Fide Sanctus 2
Иногда, впрочем, Олег помогал Святу: слабей, чем мне, но сильней, чем прочим. Порой он типа как считал своейобязанностью ему помогать – почему, неясно.
Елисей всегда старался стать Олегу более близким другом, чем тот хотел. А сейчас всё стало наоборот. Теперь это Елисей терпеть не мог, когда Олег мелькал рядом. А вот у Олега появилась причина почаще проводить время с ним. Забавно, конечно, всё это.
…Почувствовав тычок в бедро, я обернулся.
– Мы в туалет, – трагическим басом бросила пухлая, перешагнув через мои колени.
Я проводил глазами их чеховские силуэты, понаблюдал, как Олег отряхивает улановскую футболку, а она хохочет, помогая ему, – подвинулся к Никите и протянул к его бутылке свою.
– Как ты умудрился не заржать на Хромме? – Он звонко чокнулся. – Пока Фромм в гробу вертелся. Мужик! Я уж старался не ржать, а то не дадут же.
Ухмыльнувшись, я передёрнул плечами и вновь покосился на танцпол. Закончив спасать футболку, Уланова поцеловала Свята в нос и обняла за пояс. Лицо Елисея немного смягчилось.
В той степени, в какой может смягчиться кирпич.
Дождавшись припева, Петренко нарисовал руками волну и задвигал ногами на манер лунной походки. Чёрт бы его побрил, но для чувака без слуха это было вполне сносно. Закончив, он лукаво ткнул в Уланову пальцем, будто говоря: «спародируешь?» Она весело кивнула, повторила за ним и выжидающе поглядела на Свята. Тот засунул руки в карманы и скопировал только движение ног. Две девицы поодаль уставились на его лунную походку взглядами хищниц. Не обратив на них внимания, Вера захлопала и засмеялась.

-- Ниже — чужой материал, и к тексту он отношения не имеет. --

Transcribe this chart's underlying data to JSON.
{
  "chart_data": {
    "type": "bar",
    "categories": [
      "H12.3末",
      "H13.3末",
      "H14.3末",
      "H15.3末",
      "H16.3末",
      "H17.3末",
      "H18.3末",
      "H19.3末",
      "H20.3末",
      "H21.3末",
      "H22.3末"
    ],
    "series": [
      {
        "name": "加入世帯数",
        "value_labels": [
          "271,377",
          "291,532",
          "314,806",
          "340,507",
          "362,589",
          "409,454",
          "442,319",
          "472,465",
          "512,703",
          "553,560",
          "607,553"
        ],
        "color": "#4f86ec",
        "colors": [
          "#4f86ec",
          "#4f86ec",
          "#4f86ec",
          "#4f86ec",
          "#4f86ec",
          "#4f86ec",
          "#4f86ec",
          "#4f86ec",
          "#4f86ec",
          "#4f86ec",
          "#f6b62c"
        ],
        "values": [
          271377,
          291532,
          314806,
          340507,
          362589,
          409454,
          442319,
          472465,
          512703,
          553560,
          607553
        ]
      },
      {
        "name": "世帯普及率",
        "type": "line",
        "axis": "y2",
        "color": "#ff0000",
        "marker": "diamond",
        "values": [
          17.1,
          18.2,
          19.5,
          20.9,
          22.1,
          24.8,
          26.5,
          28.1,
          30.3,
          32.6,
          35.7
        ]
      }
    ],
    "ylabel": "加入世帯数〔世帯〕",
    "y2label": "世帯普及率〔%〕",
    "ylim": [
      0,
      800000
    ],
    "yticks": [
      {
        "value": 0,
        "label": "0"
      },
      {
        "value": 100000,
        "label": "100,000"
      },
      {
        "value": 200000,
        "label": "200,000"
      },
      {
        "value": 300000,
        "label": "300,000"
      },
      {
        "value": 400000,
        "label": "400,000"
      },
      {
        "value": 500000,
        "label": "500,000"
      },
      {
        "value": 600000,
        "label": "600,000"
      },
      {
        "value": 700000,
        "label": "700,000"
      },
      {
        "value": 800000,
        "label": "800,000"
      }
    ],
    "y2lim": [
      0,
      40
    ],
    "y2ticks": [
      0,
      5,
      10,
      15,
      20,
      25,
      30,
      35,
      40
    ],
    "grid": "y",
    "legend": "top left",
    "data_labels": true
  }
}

Покачав головой, я сдвинул брови. Она вдруг показалась мне невыносимо на кого-то похожей. На какую-то бабу, которую я знал давно, но никогда не понимал полностью.
– Слушай! – заорал Никита. – Ко мне можем поехать с бабами! У меня родители свалили!
Отпив пива, я поднял угол рта в новой ухмылке. Как бы попрямее растолковать Авижичу, что я не готов положить полцарства за коня, который сидел рядом с его брюнеткой?
Олег на танцполе повторял за Елисеем танец вприсядку, то и дело падая на сраку. Уланова, согнувшись пополам, еле дышала от смеха. Сбоку замаячили чеховские силуэты, и я подвинулся, пропуская обратно на диван брюнетку и её телохранителя.
– Тебя что-то парит? – вполголоса спросил Авижич, будто услышав мои мысли. – Либо говори сейчас, либо не фони кислятиной. Расчехлись, чувак, давай не будем обсирать друг другу вечер.
Музыка стихла; со сцены задиристо заорал диджей. Настал «час конкурсов и реклам».
– Зря ты не стала показывать! – заявил Олег, подойдя к столу. – Хрен бы мы повторили, и ты бы победила! – Подвинувшись в угол дивана, он столкнулся с Никитой и шутливо ударил его в плечо.
Уланова иронично усмехнулась и тоже села, обмахивая ладонями разгорячённое лицо. От её футболки крепко пахло нефильтрованным пивом.
– Я и так победила: если горцы заранее уверены, что моё не повторили бы.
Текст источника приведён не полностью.